His heart was still pounding and he was enraged and not yet over his panic. Just before sunset Nobusada had testily sent for him: "Take all guards from inside the hedge. Ridiculous to have them here, the rooms so small and awful! Are you helpless, so inept you can't secure this nasty little Inn? Must we bathe with guards, sleep with guards, eat with them looking at us? Go away, tonight I forbid all guards here!"

"But Sire I must ins--"' "You will insist on nothing. No guards inside the hedge tonight. This meeting is ended!" There was nothing the Captain could do, but then there was no need to worry. Of course everything was secure.

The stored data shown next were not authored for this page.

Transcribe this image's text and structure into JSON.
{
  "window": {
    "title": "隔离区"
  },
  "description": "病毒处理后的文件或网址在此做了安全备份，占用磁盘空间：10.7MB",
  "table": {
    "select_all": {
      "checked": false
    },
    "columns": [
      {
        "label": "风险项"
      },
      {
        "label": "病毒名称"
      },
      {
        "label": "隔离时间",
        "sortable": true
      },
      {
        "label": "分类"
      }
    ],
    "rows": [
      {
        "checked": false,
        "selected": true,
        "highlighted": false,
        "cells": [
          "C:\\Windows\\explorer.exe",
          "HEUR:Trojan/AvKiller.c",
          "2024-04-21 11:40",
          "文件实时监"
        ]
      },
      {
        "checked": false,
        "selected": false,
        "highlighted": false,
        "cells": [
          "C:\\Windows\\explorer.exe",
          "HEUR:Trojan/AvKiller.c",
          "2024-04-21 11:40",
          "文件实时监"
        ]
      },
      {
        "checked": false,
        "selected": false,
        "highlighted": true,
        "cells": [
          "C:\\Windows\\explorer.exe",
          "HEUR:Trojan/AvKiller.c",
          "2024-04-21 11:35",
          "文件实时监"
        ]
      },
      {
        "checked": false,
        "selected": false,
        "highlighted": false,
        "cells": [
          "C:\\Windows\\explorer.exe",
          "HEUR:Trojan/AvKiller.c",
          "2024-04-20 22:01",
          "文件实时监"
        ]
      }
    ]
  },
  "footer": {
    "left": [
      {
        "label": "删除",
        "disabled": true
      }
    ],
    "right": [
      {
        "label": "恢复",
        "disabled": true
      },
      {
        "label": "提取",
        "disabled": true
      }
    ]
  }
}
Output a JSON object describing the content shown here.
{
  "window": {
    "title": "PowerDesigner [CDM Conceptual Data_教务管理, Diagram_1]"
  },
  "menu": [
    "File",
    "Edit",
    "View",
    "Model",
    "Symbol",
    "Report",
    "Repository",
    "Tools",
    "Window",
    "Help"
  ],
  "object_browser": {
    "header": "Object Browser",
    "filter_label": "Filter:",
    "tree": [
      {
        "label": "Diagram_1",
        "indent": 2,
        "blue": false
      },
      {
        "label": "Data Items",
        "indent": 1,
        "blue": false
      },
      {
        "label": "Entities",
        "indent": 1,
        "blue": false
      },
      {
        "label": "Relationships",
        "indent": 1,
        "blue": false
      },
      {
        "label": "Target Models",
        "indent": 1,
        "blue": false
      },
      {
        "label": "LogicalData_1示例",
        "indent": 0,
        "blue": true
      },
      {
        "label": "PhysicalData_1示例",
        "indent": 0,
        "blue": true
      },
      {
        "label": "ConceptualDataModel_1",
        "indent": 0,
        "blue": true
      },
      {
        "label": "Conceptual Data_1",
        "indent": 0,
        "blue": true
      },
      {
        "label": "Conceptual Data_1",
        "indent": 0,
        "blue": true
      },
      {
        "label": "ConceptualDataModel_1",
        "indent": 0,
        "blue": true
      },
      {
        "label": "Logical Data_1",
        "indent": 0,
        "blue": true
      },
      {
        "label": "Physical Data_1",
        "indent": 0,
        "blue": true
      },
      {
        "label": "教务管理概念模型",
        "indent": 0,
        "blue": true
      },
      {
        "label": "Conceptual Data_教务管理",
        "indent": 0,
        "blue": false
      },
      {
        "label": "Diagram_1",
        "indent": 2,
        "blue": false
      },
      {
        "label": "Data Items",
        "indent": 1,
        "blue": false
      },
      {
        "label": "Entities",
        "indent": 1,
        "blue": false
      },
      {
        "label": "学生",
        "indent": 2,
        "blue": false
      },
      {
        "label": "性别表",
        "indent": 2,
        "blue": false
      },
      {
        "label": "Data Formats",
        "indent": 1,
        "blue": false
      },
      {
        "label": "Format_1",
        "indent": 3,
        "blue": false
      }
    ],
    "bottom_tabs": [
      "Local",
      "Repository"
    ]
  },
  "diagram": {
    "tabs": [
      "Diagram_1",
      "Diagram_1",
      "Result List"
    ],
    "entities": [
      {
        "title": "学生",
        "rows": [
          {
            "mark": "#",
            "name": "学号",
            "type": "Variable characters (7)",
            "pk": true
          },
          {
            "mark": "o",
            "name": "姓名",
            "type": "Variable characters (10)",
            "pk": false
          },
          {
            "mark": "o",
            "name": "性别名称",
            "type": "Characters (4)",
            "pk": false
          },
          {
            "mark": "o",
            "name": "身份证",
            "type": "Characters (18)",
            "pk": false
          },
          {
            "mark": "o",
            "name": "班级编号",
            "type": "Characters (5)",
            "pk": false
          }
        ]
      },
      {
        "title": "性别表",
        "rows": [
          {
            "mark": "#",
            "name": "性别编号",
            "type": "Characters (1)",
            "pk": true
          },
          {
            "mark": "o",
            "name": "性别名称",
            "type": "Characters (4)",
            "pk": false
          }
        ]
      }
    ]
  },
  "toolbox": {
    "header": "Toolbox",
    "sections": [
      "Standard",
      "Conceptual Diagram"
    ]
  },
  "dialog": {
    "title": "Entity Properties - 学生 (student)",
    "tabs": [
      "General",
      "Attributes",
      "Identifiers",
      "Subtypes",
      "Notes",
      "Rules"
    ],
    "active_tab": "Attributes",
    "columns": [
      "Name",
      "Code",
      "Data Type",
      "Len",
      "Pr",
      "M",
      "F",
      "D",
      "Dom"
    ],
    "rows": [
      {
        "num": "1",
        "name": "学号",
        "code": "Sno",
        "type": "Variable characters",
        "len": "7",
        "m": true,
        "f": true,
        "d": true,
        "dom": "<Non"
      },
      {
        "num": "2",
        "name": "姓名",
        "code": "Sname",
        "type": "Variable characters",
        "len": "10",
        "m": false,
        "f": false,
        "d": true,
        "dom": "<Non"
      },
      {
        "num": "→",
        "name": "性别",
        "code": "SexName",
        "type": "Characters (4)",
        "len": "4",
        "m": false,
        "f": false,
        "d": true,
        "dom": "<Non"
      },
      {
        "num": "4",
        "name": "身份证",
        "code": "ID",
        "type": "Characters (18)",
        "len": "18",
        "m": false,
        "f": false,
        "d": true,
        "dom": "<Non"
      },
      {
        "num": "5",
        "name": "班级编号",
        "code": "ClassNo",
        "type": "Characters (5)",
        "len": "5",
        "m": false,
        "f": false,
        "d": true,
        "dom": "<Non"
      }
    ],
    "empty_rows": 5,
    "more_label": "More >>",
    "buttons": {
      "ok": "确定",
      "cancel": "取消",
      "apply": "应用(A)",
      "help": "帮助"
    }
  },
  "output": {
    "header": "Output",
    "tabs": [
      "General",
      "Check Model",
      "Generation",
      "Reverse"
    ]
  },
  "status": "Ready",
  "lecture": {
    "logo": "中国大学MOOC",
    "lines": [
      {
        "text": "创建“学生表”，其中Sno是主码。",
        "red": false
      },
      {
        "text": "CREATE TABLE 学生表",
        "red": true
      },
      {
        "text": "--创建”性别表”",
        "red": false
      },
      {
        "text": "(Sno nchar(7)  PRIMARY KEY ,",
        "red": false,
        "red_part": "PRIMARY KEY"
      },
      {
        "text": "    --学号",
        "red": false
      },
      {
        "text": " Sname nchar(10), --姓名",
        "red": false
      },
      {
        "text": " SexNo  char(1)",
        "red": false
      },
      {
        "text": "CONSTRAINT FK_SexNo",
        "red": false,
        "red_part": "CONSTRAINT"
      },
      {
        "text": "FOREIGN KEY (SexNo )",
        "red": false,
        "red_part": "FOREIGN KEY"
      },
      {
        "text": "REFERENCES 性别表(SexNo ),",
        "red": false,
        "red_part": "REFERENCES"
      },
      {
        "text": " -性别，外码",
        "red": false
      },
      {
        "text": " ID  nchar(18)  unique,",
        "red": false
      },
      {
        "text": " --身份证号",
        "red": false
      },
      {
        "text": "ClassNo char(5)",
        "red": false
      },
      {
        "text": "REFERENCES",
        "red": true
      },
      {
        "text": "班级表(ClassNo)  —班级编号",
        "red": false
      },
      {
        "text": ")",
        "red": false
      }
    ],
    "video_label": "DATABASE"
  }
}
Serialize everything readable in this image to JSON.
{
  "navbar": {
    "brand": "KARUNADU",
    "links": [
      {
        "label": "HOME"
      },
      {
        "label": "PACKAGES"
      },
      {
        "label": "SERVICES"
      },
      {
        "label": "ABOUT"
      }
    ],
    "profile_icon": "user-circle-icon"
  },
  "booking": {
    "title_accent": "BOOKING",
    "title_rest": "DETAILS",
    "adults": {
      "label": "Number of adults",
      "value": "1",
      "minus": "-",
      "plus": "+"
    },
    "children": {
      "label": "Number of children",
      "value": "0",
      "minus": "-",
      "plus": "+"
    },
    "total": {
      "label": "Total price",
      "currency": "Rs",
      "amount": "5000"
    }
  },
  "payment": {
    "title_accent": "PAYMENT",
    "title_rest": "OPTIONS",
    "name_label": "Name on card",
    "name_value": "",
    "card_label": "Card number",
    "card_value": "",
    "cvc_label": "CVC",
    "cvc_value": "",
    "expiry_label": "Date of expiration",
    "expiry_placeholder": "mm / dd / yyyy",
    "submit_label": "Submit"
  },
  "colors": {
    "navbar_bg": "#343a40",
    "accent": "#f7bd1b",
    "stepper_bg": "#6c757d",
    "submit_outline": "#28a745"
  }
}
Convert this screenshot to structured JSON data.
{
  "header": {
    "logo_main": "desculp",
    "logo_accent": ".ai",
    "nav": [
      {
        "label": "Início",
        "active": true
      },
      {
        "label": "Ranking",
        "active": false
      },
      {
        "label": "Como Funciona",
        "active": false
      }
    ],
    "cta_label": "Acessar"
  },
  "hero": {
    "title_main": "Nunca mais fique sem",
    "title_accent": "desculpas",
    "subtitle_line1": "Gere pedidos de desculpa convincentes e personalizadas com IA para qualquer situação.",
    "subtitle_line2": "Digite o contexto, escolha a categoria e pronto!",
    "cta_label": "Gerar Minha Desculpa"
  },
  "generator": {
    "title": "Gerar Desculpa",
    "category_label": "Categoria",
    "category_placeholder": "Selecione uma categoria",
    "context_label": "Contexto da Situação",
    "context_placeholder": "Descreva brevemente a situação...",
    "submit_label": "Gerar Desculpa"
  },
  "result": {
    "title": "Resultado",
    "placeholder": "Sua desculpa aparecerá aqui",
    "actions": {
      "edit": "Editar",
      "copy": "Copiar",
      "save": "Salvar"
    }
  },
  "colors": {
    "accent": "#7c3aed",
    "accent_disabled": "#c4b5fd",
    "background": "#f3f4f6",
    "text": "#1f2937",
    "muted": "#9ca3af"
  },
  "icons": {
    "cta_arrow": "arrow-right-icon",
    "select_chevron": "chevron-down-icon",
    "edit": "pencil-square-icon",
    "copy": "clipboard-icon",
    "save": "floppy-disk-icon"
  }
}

When the first muffled sounds of the attack had reached him he was making a final, satisfactory circuit inside the hedge, four men with him--the hedge also acting as a fine sound barrier. By the time he had reached the gate doors and looked out, he had been appalled to see four men charging the hedge, two rushing for the gates. His first thought was for the Shogun and he ran for the bathhouse but the Chamberlain had called out: "What's going on?"' "Men are attacking us, get the Shogun out of the bath!"

"He's not there, he's with the doctor..."

Another panic dash, bypassing the bathhouse to the inner quarters, finding them empty, a frightened maid saying that the Lord Shogun was in one of the rooms on the next veranda and then coming out and seeing the two men charging, no way to protect the Shogun now but thinking if these two were attacking here perhaps they had missed his liege lord...

He knew he would not truly be alive until he found him alive. This took no time.

Nobusada was coughing and raving, still in fright, others around him adding to the tumult. Quickly he learned the Princess was unharmed though also hysterical. His panic left him. He disregarded Nobusada's rage, his voice icy, and every soldier nearby quailed: "Get a courier and four men on the double to rush a report ahead and except for this present shift, all guards here on the double, every man within the compound, fifty men around the sleeping quarters, two men at each corner of every veranda.

And ten men permanently in sight of the Lord Shogun until he and she are safely within the palace walls."

In midmorning the next day, within the palace walls, Yoshi hurried through the outer rim of gardens in the light rain. General Akeda was beside him. "This is terribly dangerous, Sire," he said, afraid that every shrub or thicket, however carefully tended, might hide enemies.